The lives of parents have also changed. Working parents have limited waking hours’ contact time with their children. They want “quality” interaction with their offspring when possible. Parents who do not work outside the home often have more open time in the day because conveniences have lightened our household workload. These parents are searching for activities to fill the day. So more and more parents are playing with their children. This can involve getting down on the floor and playing with the child’s toys as though the adult were a child. It can also mean following along behind the child to make sure he or she stays entertained and is constantly reassured of the adult’s attention and presence.

To interact playfully with our children is essential. Dressing and cradling a baby doll, having a pretend tea party, building a castle in the sandbox, racing trucks across the floor, running, dancing, tickling, and wrestling are wonderful and enjoyable as short interludes. But for the adult to become the child’s playmate as a long-term activity can be a kind of slavery for the adult and a handicapping limitation for the child. Why? Isn’t it rejecting and neglectful not to respond to the child’s request, “Play with me”?

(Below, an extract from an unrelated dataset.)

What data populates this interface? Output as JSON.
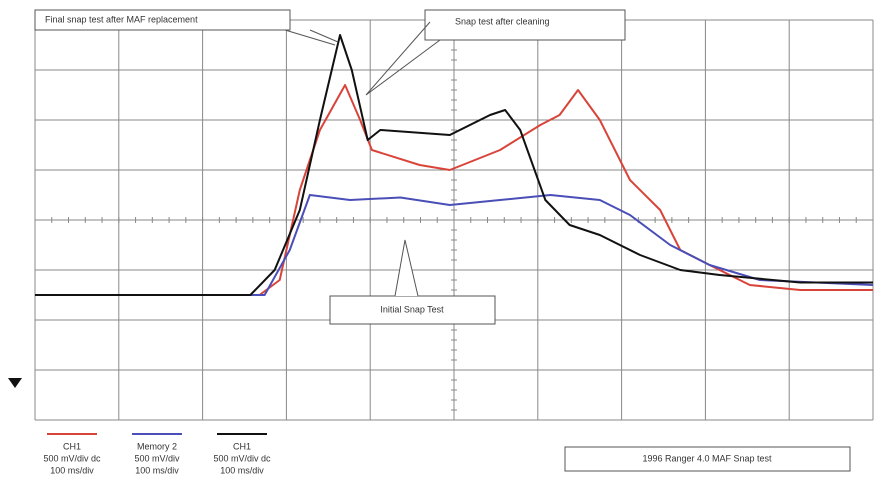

What is play? The answer is different for the adult and for the child. One dictionary definition states that play is recreation. Adults conceive of recreation as something that gives relief from the effort and stresses of work. We often think of sports and athletics as recreational activity; media entertainment also fills a lot of down time. Through playful activities we refresh our vital energies. Adult play can help us relax our attention and escape from the responsibilities of life for a little while.

For children, the process is reversed. The children’s task is to find their way into life, not escape from it. Play for them is an act of creation. Children take the experiences and impressions of the world and re-create them in a form they can manipulate and direct. Through this process, these young ones can imaginatively explore the world and make sense out of it in a way that suits their level of consciousness. It is said that play is a child’s work. When viewed as creative activity, we can see that play is serious business. In play children focus intensely, concentrating on re-creating what they have witnessed in the world, digesting the experience so it becomes their own in their emerging world construct.

It is important for us to observe and respect children’s play process. We can protect the space in which they can unfold this unique capacity of early childhood, which we adults have become distanced from. We can give models of purposeful human activity for children to imitate and explore. But when we become playmates, we are trying to imitate being a child (which we are not), and actually get in their way. They do not need us as playmates. They need us as guides into human life. When the environment is right (not narrowed by pre-scripted toys or adult fearfulness), and we say “go play,” we are releasing them to one of the most important creative activities for the young child’s present and future.